Creating SQL-Injection proof dynamic where-clause from collection in PL/SQL

Question

I need to execute a query where the where-clause is generated based on user input. The input consists of 0 or more pairs of varchar2s.

For example:

[('firstname','John')
,('lastname','Smith')
,('street','somestreetname')]

This would translate into:

where (attrib = 'firstname' and value = 'John') 
and (attrib = 'lastname' and value = 'Smith')
and (attrib = 'street' and value = 'somestreetname')

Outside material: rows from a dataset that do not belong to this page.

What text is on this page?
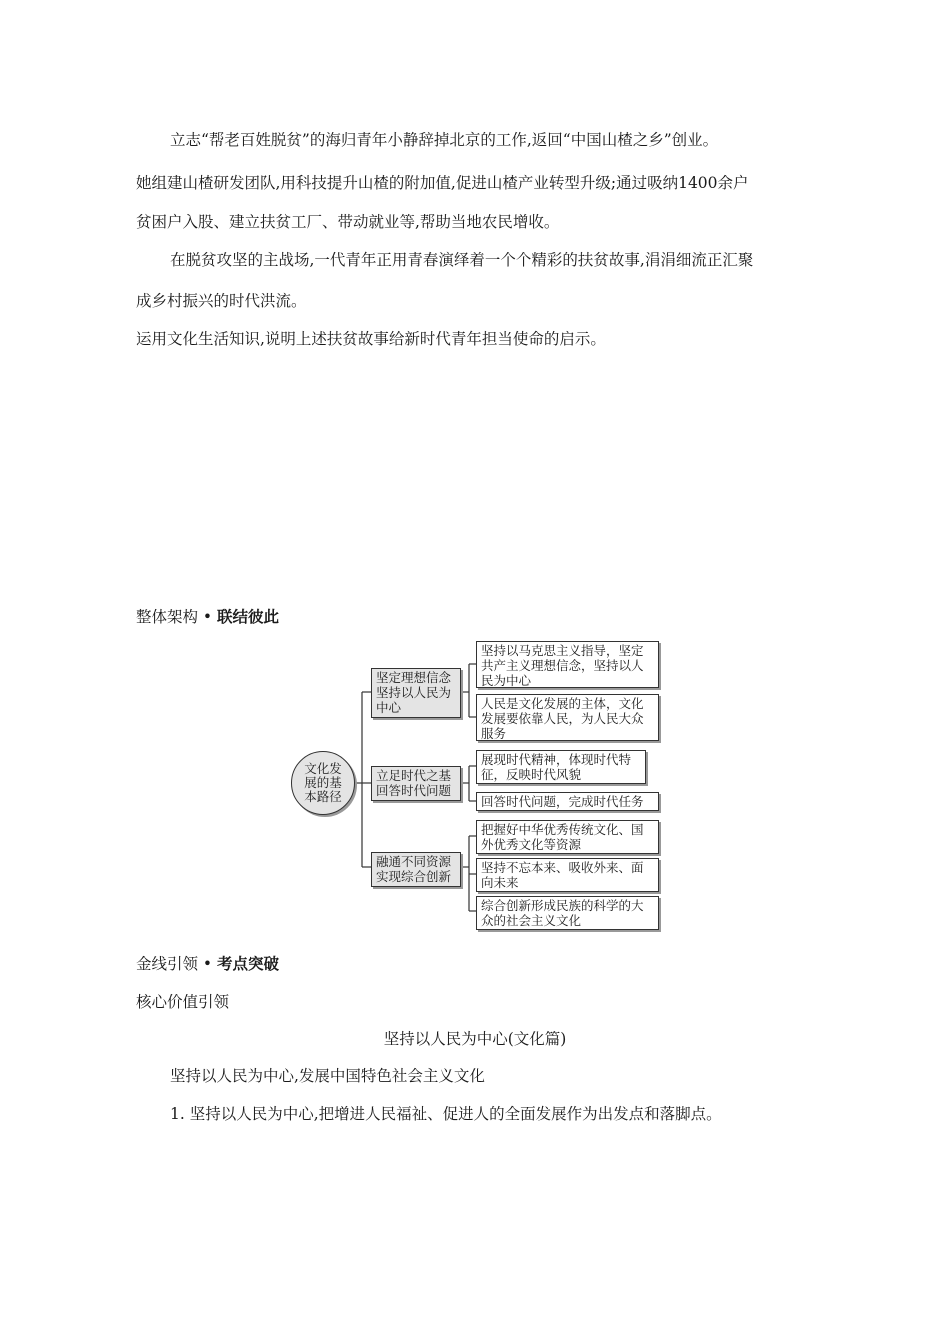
立志“帮老百姓脱贫”的海归青年小静辞掉北京的工作,返回“中国山楂之乡”创业。

她组建山楂研发团队,用科技提升山楂的附加值,促进山楂产业转型升级;通过吸纳1400余户

贫困户入股、建立扶贫工厂、带动就业等,帮助当地农民增收。

在脱贫攻坚的主战场,一代青年正用青春演绎着一个个精彩的扶贫故事,涓涓细流正汇聚

成乡村振兴的时代洪流。

运用文化生活知识,说明上述扶贫故事给新时代青年担当使命的启示。

整体架构 • 联结彼此

文化发展的基本路径
坚定理想信念坚持以人民为中心
立足时代之基回答时代问题
融通不同资源实现综合创新
坚持以马克思主义指导，坚定共产主义理想信念，坚持以人民为中心
人民是文化发展的主体，文化发展要依靠人民，为人民大众服务
展现时代精神，体现时代特征，反映时代风貌
回答时代问题，完成时代任务
把握好中华优秀传统文化、国外优秀文化等资源
坚持不忘本来、吸收外来、面向未来
综合创新形成民族的科学的大众的社会主义文化

金线引领 • 考点突破

核心价值引领

坚持以人民为中心(文化篇)

坚持以人民为中心,发展中国特色社会主义文化

1. 坚持以人民为中心,把增进人民福祉、促进人的全面发展作为出发点和落脚点。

This is not the actual data structure as there are several tables but for this example lets keep it simple and say the values are in 1 table. Also I know the parentheses are not necessary in this case but I put them there to make things clear.

What I do now is loop over them and concatinate them to the SQL string. I made a stored proc to generate this where-clause which might also not be very secure since I just concat to the original query.

Something like the following, where I try to get the ID's of the nodes that correspond with the requested parameters:

l_query := select DISTINCT n.id from node n, attribute_values av
where av.node_id = n.id ' || getWhereClause(p_params)

open l_rc
for l_query;
fetch l_rc bulk collect into l_Ids;
close l_rc;

But this is not secure so I'm looking for a way that can guaranty security and prevent SQL-Injection attacks from happening.

Does anyone have any idea on how this is done in a secure way? I would like to use bindings but I don't see how I can do this when you dont know the number of parameters.

DB: v12.1.0.2 (i think)

Answer 1

It's still a bit unclear and generalised, but assuming you have a schema-level collection type, something like:

create type t_attr_value_pair as object (attrib varchar2(30), value varchar2(30))
/
create type t_attr_value_pairs as table of t_attr_value_pair
/

then you can use the attribute/value pairs in the collection for the bind:

declare
  l_query varchar2(4000);
  l_rc sys_refcursor;
  type t_ids is table of number;
  l_ids t_ids;
  l_attr_value_pairs t_attr_value_pairs;

  -- this is as shown in the question; sounds like it isn't exactly how you have it
  p_params varchar2(4000) := q'^[('firstname','John')
,('lastname','Smith')
,('street','somestreetname')]^';

begin
  -- whatever mechanism you want to get the value pairs into a collection;
  -- this is just a quick hack to translate your example string
  select t_attr_value_pair(rtrim(ltrim(
     regexp_substr(replace(p_params, chr(10)), '(.*?)(,|$)', 1, (2 * level) - 1, null, 1),
     '[('''), ''''),
    rtrim(ltrim(
      regexp_substr(replace(p_params, chr(10)), '(.*?)(,|$)', 1, 2 * level, null, 1),
      ''''), ''')]'))
  bulk collect into l_attr_value_pairs
  from dual
  connect by level <= regexp_count(p_params, ',') / 2 + 1;

  l_query := 'select DISTINCT id from attribute_values
    where (attrib, value) in ((select attrib, value from table(:a)))';

  open l_rc for l_query using l_attr_value_pairs;
  fetch l_rc bulk collect into l_ids;
  close l_rc;

  for i in 1..l_ids.count loop
    dbms_output.put_line('id ' || l_ids(i));
  end loop;
end;
/

although it doesn't need to be dynamic with this approach:

...
begin
  -- whatever mechamism you want to get the value pairs into a collection
  ...

  select DISTINCT id
  bulk collect into l_ids
  from attribute_values
  where (attrib, value) in ((select attrib, value from table(l_attr_value_pairs)));

  for i in 1..l_ids.count loop
    dbms_output.put_line('id ' || l_ids(i));
  end loop;
end;
/

or with a join to the table collection expression:

  select DISTINCT av.id
  bulk collect into l_ids
  from table(l_attr_value_pairs) t
  join attribute_values av on av.attrib = t.attrib and av.value = t.value;

Other collection types will need different approaches.

---

Alternatively, you could still build up your where clause with one condition per attribute/value pair, while still making them bind variables - but you would need two levels of dynamic SQL, similar to this.